HEIDECKER: I had a funny band called Shaggy’s Belt Buckle. That was very embarrassing.
MERING: Scooby Doo! That’s kind of badass, because you can’t see his belt buckle. It’s hiding under his weird long shirt.
HEIDECKER: I’ve never thought of that, that’s true. We were inspired by the Beatles song “You Know My Name, Look Up the Number.” That was our humor. It was folky, kind of British, stupid. I also had a musical theatre side.
MERING: Interesting. What were your plays?
HEIDECKER: I was in a lot of them—The Music Man, A Christmas Carol, this play called 1776. I was in a really cool production of Grapes of Wrath.
MERING: No way.
HEIDECKER: It was an adaptation, and they had a character who was a folk singer, kind of like a Woody Guthrie type. And that was my role, I was the narrator. It wasn’t high school theatre, it was community theatre. It was a little more advanced.
MERING: Wow. Did you kind of just slay those high school productions? Could people tell that you were a performer, that you had something going on?
HEIDECKER: I was so good that I didn’t even do the high school productions.
MERING: So now, flash forward to Fear of Death. If your high school self came and sat in on that session and listened to that record, what would he feel? Would he cry?
HEIDECKER: You’re going to make me cry. I think I would be really impressed that we’re operating at a such a high level of professionalism. The playing on the record—none of it’s mine, it’s just other people that are so good that we’re lucky to have.
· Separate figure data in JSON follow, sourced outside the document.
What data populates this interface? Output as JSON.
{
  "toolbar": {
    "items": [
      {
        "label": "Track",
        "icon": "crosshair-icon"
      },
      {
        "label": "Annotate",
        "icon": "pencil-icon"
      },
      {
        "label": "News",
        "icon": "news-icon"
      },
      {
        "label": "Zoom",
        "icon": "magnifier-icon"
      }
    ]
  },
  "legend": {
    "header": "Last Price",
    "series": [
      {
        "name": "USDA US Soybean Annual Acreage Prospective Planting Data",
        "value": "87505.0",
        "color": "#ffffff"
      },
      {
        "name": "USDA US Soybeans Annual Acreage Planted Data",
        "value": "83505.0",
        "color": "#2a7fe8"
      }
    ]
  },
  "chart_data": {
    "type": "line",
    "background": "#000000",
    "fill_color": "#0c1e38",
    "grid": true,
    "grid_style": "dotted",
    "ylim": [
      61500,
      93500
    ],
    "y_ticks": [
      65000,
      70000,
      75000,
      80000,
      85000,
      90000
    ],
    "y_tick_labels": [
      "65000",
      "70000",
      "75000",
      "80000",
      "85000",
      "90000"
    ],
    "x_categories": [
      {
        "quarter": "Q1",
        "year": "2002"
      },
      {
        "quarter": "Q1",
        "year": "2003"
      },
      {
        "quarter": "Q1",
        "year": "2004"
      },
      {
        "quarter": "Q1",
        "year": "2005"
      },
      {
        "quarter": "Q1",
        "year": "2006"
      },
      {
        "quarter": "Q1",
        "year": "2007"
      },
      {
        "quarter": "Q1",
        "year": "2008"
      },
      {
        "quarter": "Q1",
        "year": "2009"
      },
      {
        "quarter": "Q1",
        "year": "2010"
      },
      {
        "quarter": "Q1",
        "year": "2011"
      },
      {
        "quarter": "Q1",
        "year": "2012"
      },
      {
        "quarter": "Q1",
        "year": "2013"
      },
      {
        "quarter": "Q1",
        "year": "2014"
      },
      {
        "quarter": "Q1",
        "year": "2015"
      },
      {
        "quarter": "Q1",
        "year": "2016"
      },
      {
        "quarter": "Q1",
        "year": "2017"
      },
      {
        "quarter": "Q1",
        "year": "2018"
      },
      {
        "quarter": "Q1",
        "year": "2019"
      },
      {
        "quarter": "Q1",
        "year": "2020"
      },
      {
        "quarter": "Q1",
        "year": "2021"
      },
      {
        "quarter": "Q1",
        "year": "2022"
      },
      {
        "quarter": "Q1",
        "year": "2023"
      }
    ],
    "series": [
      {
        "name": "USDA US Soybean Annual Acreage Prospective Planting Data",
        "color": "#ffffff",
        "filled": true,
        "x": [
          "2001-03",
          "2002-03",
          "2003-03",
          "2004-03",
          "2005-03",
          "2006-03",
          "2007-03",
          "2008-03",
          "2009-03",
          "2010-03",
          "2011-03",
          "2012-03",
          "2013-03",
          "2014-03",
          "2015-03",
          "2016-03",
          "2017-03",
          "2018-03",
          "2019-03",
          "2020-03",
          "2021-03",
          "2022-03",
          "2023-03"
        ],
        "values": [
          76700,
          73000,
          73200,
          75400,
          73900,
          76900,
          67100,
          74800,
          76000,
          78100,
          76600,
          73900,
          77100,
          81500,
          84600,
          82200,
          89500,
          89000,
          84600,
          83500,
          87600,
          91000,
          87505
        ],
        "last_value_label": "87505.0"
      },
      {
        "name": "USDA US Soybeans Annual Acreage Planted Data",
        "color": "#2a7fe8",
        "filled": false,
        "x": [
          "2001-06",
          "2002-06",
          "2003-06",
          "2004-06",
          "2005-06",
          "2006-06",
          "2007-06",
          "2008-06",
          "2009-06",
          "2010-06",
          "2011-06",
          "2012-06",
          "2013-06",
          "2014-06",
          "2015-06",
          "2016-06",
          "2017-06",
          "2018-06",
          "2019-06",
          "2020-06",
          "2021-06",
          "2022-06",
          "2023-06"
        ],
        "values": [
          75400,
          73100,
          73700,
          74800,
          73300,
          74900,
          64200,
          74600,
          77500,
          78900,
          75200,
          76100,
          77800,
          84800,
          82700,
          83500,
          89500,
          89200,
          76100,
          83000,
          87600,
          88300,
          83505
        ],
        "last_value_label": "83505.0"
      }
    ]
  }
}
MERING: But it is your songs.
HEIDECKER: The years since I put out In Glendale in 2012 have been me warming up to the idea that I can write about things and they don’t have to be a total goof. They can be about what I’m thinking about at that moment, and people are going to have to get used to that.
MERING: Do you think the world is going to open back up again? And what is it really going to look like? Do you feel like, in a way, the marginal artists of the world are being harvested by the grim reaper?
HEIDECKER: A little. I don’t know. What was already happening is that there’s massive things like Star Wars and then there’s very small things that people make and raise money for on their own and there isn’t a middle class of content. I’m not working on the movie from The Rock or the new Aquaman movie. There are always these projects that are right on the bubble that we’re very thankful that we get to do, but they could go away, and it would make people’s lives easier a lot of times. I’ve been trying to use my time wisely. You know what? I should just be happy. I should have this constant desire to be in front of the camera. But there is that crazy itch that I think we all have of, is this it for me, am I done? Is it curtains for my career? Am I irrelevant? But I think everybody has that. Unless you’re insane.
MERING: Maybe I’ll try to end on a happy note. We just talked about the reality of the world, music’s saving grace. What, besides your own record, has been the 2020 music that has kept you going through quarantine?
HEIDECKER: Well, I’ve been working on my daughter. She’s going to be seven, so I’ve got her into the song “California” by Joni Mitchell. And she’s now requesting that on the playlists for our drives.
MERING: [Singing] Sitting in a park in Paris, France…
MERING & HEIDECKER: [Singing] Reading the news and it sure looks bad.
HEIDECKER: They won’t give peace a chance, that was just a dream some of us had.
MERING: That was just a dream some of us had.